El holandés rozó el quinto título consecutivo, algo que solo Schumacher había conseguido, pero aun así confirmó que es un fenómeno absoluto: la remontada de -104 a -2 frente a Norris pasará a la historia
Para mantener abierta una lucha por el Mundial que parecía haberse reducido pronto a un desafío entre compañeros de equipo, se necesitaba algo, o alguien, realmente especial. Y así, resurgiendo de una primera mitad de campeonato dominada por las fricciones internas de su equipo, Max Verstappen ha conseguido reabrir un 2025 que ya no parecía ser materia para su magia. Sin embargo, sorprendiendo incluso a sí mismo, el holandés volvió a ofrecer actuaciones impresionantes, impulsado por un equipo nuevamente unido, bajo la dirección del director del equipo Laurent Mekies, tras la agitada despedida de Christian Horner en julio, y animado por la hipótesis, aunque remota, de poder intentar el asalto a un McLaren tan lejano que parecía inalcanzable. Y mientras los papaya ganaban con solidez el título de Constructores, a seis carreras del final del campeonato, Lando Norris y Oscar Piastri veían cómo se acercaba cada vez más la sombra de Max, capaz de reducir una diferencia de 104 puntos —los que tenía de desventaja tras el GP de Holanda— a 12, al comienzo del fin de semana de Yas Marina en Abu Dabi, el penúltimo de la temporada. Y luego el título se esfumó por solo 2 puntos, una miseria teniendo en cuenta el extralargo Mundial de 24 Grandes Premios.

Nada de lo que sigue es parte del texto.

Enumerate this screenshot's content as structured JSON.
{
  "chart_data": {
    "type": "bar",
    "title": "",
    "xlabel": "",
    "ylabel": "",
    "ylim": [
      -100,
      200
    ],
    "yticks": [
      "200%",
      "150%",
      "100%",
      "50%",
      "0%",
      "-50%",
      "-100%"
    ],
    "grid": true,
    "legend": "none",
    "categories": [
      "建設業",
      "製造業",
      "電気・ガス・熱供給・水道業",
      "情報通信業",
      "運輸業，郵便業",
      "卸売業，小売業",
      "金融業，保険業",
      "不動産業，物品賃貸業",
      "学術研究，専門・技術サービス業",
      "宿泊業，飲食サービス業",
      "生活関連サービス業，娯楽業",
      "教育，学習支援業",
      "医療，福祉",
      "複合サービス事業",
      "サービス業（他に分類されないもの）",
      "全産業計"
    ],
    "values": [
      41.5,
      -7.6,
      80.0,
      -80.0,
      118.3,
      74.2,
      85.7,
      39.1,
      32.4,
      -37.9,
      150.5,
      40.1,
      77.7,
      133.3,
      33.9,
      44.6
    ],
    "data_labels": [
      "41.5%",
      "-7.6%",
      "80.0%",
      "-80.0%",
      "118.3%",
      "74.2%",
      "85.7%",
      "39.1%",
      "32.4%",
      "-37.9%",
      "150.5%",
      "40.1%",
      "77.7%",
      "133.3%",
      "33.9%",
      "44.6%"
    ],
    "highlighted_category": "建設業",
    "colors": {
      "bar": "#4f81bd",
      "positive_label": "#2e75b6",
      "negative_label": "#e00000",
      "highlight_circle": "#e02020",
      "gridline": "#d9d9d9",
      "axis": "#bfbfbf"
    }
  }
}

«Pero si hubiera tenido un McLaren, el título ya estaría decidido desde hace tiempo», dijo Verstappen sin tapujos, convencido de que sus rivales «han mantenido abierto el Mundial por cometer demasiados errores». Los dos pilotos del equipo de Andrea Stella, en perfecto equilibrio durante toda la temporada, se repartieron los puntos del equipo y, entre errores en la pista, decisiones internas y algunos problemas técnicos inesperados, como la impredecible doble descalificación de los coches en Las Vegas, el sueño imposible de Max se convirtió en algo en lo que aún se podía esperar. El espectro de lo que podría haber sido su quinto título mundial consecutivo, una hazaña que solo Michael Schumacher ha logrado en la historia de la Fórmula 1, comenzó a acechar a los protagonistas de este Mundial, encendiendo una luz sobre una remontada que conquistó a todo el público del automovilismo. Una remontada que, al final de esta temporada, no ha logrado el león Verstappen, derrotado en Qatar por un McLaren que ha vuelto a dominar y por Lando Norris, matemáticamente campeón del mundo a una carrera del final del campeonato.
El futuro— Pero el éxito del británico, merecido y conquistado en la pista en una dura lucha a tres bandas, no basta para borrar la hazaña que estuvo a punto de lograr el holandés de Red Bull, que precisamente en el año de la derrota demostró más que nunca de lo que es capaz en la pista, persiguiendo con fuerza y tenacidad un sueño que otros habrían abandonado mucho antes y haciéndolo con una libertad mental, una ligereza libre de toda presión, que nos ha regalado la mejor página de su trayectoria en el automovilismo. Max, que volverá a correr en 2026 con el número 33 y abandonará el 1 de los campeones del mundo en título, se presentará al inicio de la temporada consciente de que los nuevos cambios reglamentarios dictarán el futuro de su carrera: «Mi contrato expira en 2028, pero todo dependerá de las nuevas reglas», admitió el holandés en Qatar, «y de si son agradables y divertidas. Si no son divertidas, entonces realmente no veo la razón para quedarme». Una afirmación que deja entrever toda la coherencia de Verstappen, también vista en la pista en 2025: correr, y hacerlo lo mejor posible, cuando hacerlo tiene valor. Ganar, divertirse, intentarlo hasta el final. Y no se puede salir derrotado de un Mundial cuando se corre como lo ha hecho Max Verstappen.